Beware of Qilin: Ransomware Now Targets Your Chrome Passwords

Researchers at Sophos have uncovered an attack involving the Qilin ransomware, during which cybercriminals stole account credentials stored in the Google Chrome browser on a number of compromised devices.

The incident, discovered in July 2024, caught the attention of experts due to its unusual combination of tactics—credential theft followed by a ransomware infection, which could have severe consequences.

The attack began with the penetration of the target organization’s network through compromised credentials used to access a VPN portal that was not protected by multi-factor authentication (MFA). The attackers waited 18 days after the initial breach before taking further action.

Once the criminals gained access to the domain controller, they altered the domain policy by adding two Group Policy Objects (GPO). The first was a PowerShell script named “IPScanner.ps1,” designed to harvest account credentials stored in the Chrome browser. The second was a batch script (“logon.bat”) that triggered the execution of the first script.

According to the investigation, this Group Policy Object remained active in the network for more than three days. During this time, users, unaware of the ongoing intrusion, unknowingly executed the script with each login, leading to the collection of their credentials.

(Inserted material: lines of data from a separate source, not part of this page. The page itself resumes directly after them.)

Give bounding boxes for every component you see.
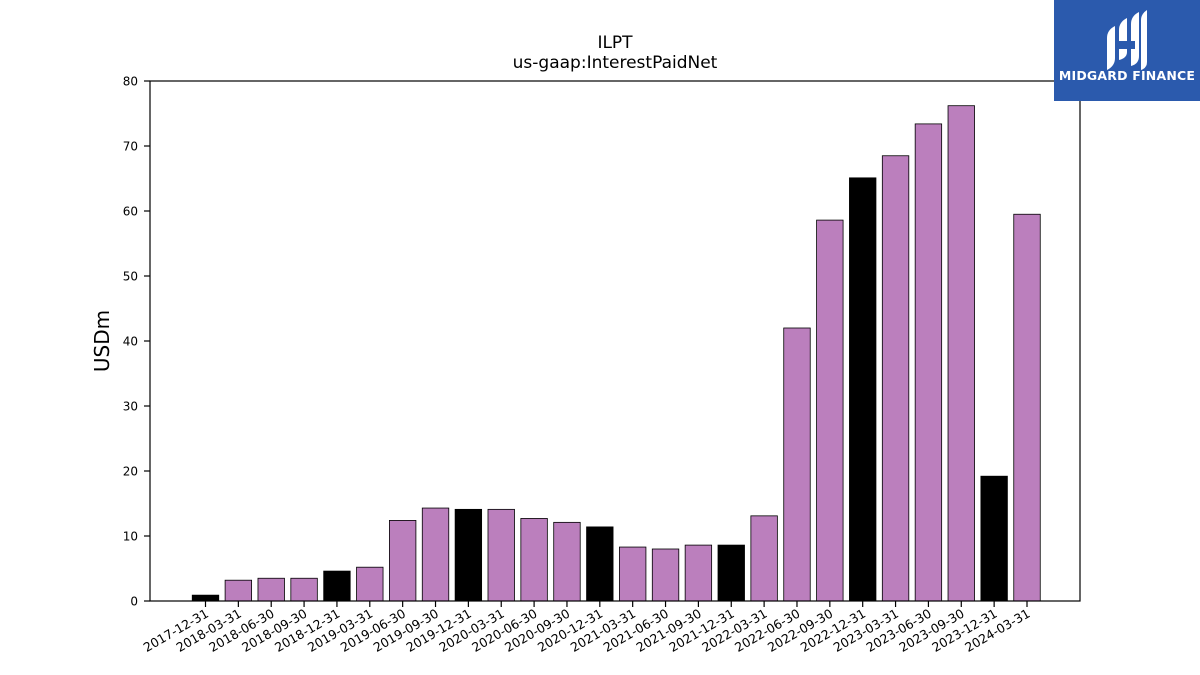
bar-2022-12-31 <box>849 177 877 602</box>
bar-2022-09-30 <box>816 219 844 602</box>
bar-2019-06-30 <box>389 520 417 602</box>
bar-2018-12-31 <box>323 570 351 602</box>
bar-2019-03-31 <box>356 566 384 602</box>
y-tick-label: 70 <box>123 140 138 154</box>
y-tick-label: 60 <box>123 205 138 219</box>
y-tick-label: 10 <box>123 530 138 544</box>
chart-title: ILPT <box>597 33 633 53</box>
bar-2018-09-30 <box>290 577 318 602</box>
brand-name: MIDGARD FINANCE <box>1058 68 1196 83</box>
y-axis-label: USDm <box>90 310 114 372</box>
bar-2020-09-30 <box>553 521 581 602</box>
bar-2021-06-30 <box>651 548 680 602</box>
chart-subtitle: us-gaap:InterestPaidNet <box>513 53 718 73</box>
midgard-logo-icon <box>1107 10 1147 70</box>
y-tick-label: 80 <box>123 75 138 89</box>
y-tick-label: 0 <box>130 595 138 609</box>
bar-2021-03-31 <box>619 546 647 602</box>
y-tick-label: 40 <box>123 335 138 349</box>
y-tick-label: 20 <box>123 465 138 479</box>
bar-2020-03-31 <box>487 508 515 602</box>
bar-2023-03-31 <box>881 155 910 602</box>
bar-2018-06-30 <box>257 577 285 602</box>
bar-2023-06-30 <box>914 123 943 602</box>
brand-logo: MIDGARD FINANCE <box>1054 0 1200 101</box>
bar-2021-12-31 <box>717 544 745 602</box>
bar-2021-09-30 <box>684 544 713 602</box>
x-ticks-layer: 2017-12-312018-03-312018-06-302018-09-30… <box>141 601 1033 655</box>
bar-2019-09-30 <box>421 507 450 602</box>
bar-2020-06-30 <box>520 518 548 602</box>
y-tick-label: 30 <box>123 400 138 414</box>
bar-2019-12-31 <box>454 508 483 602</box>
bar-2024-03-31 <box>1013 213 1041 602</box>
bar-2017-12-31 <box>191 594 220 602</box>
bar-2023-09-30 <box>947 105 975 602</box>
bar-2022-06-30 <box>783 327 811 602</box>
bars-layer <box>191 105 1041 602</box>
plot-frame <box>149 80 1081 602</box>
y-tick-label: 50 <box>123 270 138 284</box>
y-ticks-layer: 0 10 20 30 40 50 60 70 80 <box>123 75 150 609</box>
bar-2023-12-31 <box>980 475 1008 602</box>
bar-2020-12-31 <box>586 526 614 602</box>
bar-2018-03-31 <box>224 579 253 602</box>
bar-2022-03-31 <box>750 515 778 602</box>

The attackers then exfiltrated the stolen data, erased traces of their activity, and encrypted files on the system, leaving a ransom note in every folder. The theft of credentials means that affected users must now change their passwords for all external services where the compromised credentials were used.

Sophos experts note that ransomware groups continue to adapt their methods and expand their arsenal of techniques. Should criminals begin systematically harvesting credentials stored on endpoint devices, it could herald a dangerous new chapter in the history of cybercrime.